Eu quero pagar o IRS por inteiro, desde já porque não sou nem mais nem menos do que os outros, os meus iguais, conterrâneos, portugueses tão portugueses como eu e sem culpa nenhuma das políticas responsáveis pelo êxodo de centenas de milhares de pessoas ao longo dos últimos dez anos.
Por uma questão de justiça, e justiça social, ou não fosse o objectivo primordial dos impostos o melhorar de um país no seu todo, e perdoem-me a ingenuidade.
E quantas vezes será preciso repetir que o cerne foi sempre a falta de trabalho, de condições de trabalho, segurança no trabalho, a ausência de uma carreira e de um futuro digno desse nome?

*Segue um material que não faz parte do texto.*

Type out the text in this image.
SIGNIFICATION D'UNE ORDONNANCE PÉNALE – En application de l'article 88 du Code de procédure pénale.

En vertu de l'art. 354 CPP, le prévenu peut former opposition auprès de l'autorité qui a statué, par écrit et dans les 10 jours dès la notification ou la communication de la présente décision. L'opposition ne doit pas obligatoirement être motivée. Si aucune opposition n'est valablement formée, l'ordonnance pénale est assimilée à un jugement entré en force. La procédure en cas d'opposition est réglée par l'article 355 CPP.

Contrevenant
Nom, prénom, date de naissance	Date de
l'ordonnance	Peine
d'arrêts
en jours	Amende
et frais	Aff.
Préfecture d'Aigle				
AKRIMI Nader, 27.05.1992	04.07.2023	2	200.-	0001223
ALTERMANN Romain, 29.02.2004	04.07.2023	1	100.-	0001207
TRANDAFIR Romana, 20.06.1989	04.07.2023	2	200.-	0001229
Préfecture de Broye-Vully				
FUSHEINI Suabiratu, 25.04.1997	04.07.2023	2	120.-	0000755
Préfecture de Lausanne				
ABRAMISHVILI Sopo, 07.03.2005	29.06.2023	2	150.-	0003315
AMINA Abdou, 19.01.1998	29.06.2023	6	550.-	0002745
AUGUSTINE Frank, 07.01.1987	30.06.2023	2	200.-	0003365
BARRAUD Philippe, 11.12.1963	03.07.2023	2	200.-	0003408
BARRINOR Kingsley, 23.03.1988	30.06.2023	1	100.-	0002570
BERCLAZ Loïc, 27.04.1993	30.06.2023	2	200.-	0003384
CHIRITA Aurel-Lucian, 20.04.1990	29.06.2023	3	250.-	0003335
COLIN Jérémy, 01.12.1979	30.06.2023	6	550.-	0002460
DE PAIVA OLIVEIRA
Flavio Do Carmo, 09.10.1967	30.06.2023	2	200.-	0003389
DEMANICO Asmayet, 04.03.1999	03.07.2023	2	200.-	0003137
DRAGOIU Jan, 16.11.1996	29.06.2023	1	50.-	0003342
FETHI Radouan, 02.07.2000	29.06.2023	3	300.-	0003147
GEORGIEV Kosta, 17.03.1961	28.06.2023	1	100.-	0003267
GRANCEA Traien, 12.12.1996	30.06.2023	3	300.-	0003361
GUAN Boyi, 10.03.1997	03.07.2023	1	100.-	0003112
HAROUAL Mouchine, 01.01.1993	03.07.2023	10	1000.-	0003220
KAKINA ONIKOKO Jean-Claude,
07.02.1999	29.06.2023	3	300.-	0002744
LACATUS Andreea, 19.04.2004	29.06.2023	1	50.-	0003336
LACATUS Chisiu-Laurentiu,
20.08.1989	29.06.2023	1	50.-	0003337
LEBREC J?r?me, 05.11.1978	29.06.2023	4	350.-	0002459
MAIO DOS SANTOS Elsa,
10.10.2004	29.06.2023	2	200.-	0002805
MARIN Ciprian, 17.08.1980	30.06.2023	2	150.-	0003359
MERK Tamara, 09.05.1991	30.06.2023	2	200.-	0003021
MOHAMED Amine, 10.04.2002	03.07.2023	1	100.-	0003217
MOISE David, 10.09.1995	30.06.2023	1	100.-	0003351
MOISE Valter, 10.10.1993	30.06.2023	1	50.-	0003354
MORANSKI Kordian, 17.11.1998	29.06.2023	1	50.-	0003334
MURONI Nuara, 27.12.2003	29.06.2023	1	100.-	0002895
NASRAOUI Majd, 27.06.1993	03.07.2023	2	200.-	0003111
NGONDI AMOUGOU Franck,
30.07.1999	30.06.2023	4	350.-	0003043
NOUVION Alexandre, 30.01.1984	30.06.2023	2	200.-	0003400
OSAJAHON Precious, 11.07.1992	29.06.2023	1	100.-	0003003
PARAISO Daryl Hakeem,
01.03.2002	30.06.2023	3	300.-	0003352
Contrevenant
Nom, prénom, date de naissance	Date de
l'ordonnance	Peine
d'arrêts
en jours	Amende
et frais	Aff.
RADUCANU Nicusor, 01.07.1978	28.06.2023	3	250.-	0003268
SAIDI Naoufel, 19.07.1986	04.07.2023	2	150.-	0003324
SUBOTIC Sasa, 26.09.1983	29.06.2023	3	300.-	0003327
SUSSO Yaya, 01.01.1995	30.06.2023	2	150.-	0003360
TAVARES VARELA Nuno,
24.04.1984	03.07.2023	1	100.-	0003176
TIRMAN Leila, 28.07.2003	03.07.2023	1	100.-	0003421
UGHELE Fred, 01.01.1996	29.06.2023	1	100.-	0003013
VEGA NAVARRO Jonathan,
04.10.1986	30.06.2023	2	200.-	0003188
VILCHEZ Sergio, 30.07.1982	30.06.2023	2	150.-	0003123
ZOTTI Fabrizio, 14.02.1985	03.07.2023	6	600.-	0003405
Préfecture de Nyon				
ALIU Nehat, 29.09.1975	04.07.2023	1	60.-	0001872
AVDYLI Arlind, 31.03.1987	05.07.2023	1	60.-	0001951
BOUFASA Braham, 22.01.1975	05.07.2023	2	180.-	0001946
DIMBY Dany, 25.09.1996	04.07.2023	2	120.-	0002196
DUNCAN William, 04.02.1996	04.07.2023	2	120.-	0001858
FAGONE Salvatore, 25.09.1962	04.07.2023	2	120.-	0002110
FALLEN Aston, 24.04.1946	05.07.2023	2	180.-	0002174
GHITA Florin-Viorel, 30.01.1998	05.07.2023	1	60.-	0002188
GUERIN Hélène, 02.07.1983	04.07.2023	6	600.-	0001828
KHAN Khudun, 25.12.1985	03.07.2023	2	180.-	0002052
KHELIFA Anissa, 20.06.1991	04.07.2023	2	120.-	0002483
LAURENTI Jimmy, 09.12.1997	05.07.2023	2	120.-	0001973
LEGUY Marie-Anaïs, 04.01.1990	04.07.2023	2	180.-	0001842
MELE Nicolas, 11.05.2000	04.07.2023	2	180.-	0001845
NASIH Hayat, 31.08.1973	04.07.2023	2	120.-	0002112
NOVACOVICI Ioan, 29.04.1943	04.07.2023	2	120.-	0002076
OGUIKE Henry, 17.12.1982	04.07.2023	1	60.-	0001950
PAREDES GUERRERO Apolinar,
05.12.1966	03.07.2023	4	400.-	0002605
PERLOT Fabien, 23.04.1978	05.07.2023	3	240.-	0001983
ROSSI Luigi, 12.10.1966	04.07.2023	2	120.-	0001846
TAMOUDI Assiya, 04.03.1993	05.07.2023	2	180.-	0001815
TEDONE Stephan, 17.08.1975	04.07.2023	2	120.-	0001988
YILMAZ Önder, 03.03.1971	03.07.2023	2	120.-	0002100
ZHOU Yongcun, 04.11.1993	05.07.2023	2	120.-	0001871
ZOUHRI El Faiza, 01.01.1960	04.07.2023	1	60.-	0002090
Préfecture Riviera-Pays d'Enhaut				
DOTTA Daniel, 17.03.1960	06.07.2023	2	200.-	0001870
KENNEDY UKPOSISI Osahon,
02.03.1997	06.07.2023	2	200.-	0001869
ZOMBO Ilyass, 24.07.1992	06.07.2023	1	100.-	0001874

Nunca, senhor primeiro-ministro, foi minha preocupação pagar menos IRS. Quem me dera à data, desempregado, desesperado, esfomeado, poder pagar IRS! Era sinal de que tinha trabalho, um meio de subsistência, não mais sendo necessário sair do país e de tudo o que amo, a praia, o mar, a família, os amigos, uma vida em troca de vida nenhuma.
Senhor primeiro-ministro, lá fora sou professor e cá dentro gostaria muito de ser professor. No entanto, num país onde os meus colegas e amigos trabalham mais de 60 horas por semana e os ordenados insistem em não subir para além dos 1100 euros limpos por mês, não vejo no desconto no IRS um atractivo para regressar, até porque o regresso será sempre um regresso ao desemprego, com ou sem IRS, e lá voltamos nós ao mesmo, dez anos depois e tudo na mesma.

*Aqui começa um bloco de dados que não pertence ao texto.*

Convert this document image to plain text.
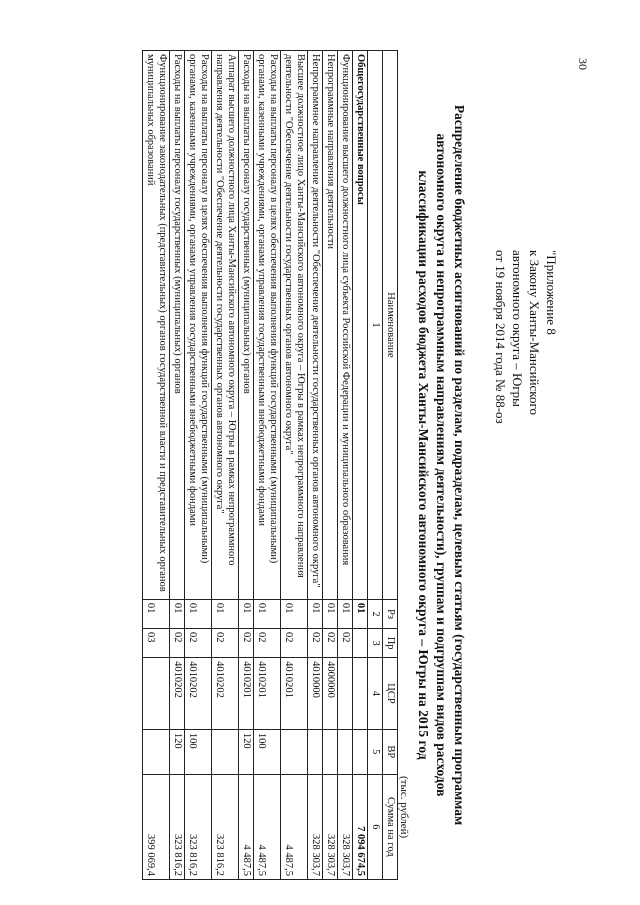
30
"Приложение 8
к Закону Ханты-Мансийского
автономного округа – Югры
от 19 ноября 2014 года № 88-оз
Распределение бюджетных ассигнований по разделам, подразделам, целевым статьям (государственным программам
автономного округа и непрограммным направлениям деятельности), группам и подгруппам видов расходов
классификации расходов бюджета Ханты-Мансийского автономного округа – Югры на 2015 год
(тыс. рублей)
Наименование	Рз	Пр	ЦСР	ВР	Сумма на год
1	2	3	4	5	6
Общегосударственные вопросы	01				7 094 674,5
Функционирование высшего должностного лица субъекта Российской Федерации и муниципального образования	01	02			328 303,7
Непрограммные направления деятельности	01	02	4000000		328 303,7
Непрограммное направление деятельности "Обеспечение деятельности государственных органов автономного округа"	01	02	4010000		328 303,7
Высшее должностное лицо Ханты-Мансийского автономного округа – Югры в рамках непрограммного направления деятельности "Обеспечение деятельности государственных органов автономного округа"	01	02	4010201		4 487,5
Расходы на выплаты персоналу в целях обеспечения выполнения функций государственными (муниципальными) органами, казенными учреждениями, органами управления государственными внебюджетными фондами	01	02	4010201	100	4 487,5
Расходы на выплаты персоналу государственных (муниципальных) органов	01	02	4010201	120	4 487,5
Аппарат высшего должностного лица Ханты-Мансийского автономного округа – Югры в рамках непрограммного направления деятельности "Обеспечение деятельности государственных органов автономного округа"	01	02	4010202		323 816,2
Расходы на выплаты персоналу в целях обеспечения выполнения функций государственными (муниципальными) органами, казенными учреждениями, органами управления государственными внебюджетными фондами	01	02	4010202	100	323 816,2
Расходы на выплаты персоналу государственных (муниципальных) органов	01	02	4010202	120	323 816,2
Функционирование законодательных (представительных) органов государственной власти и представительных органов муниципальных образований	01	03			399 069,4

Senhor primeiro-ministro, graças a um erro da senhora da secretaria na contagem do tempo de serviço, um colega meu não vai ascender ao segundo escalão e outro vai passar um ano sem concorrer para uma escola, tendo o segundo já entrado em contacto comigo para saber como se vai lá para fora. Em ambos os casos o sindicato já se meteu ao barulho, mas não se pode provar nada e o mal já está feito.
Poderá o senhor primeiro-ministro garantir igualmente a competência de quem connosco trabalhará uma vez de volta? Não me parece, e entre a certeza do desemprego e as dores de cabeça à nossa espera, o generoso desconto no IRS não é senão areia para os olhos, como se Portugal fosse um paraíso à beira-mar plantado, e é, mas só para alguns. E enquanto assim for, senhor primeiro-ministro, muito obrigado mas não, prefiro continuar a pagar os meus impostos lá fora, incluindo o IRS. E por inteiro.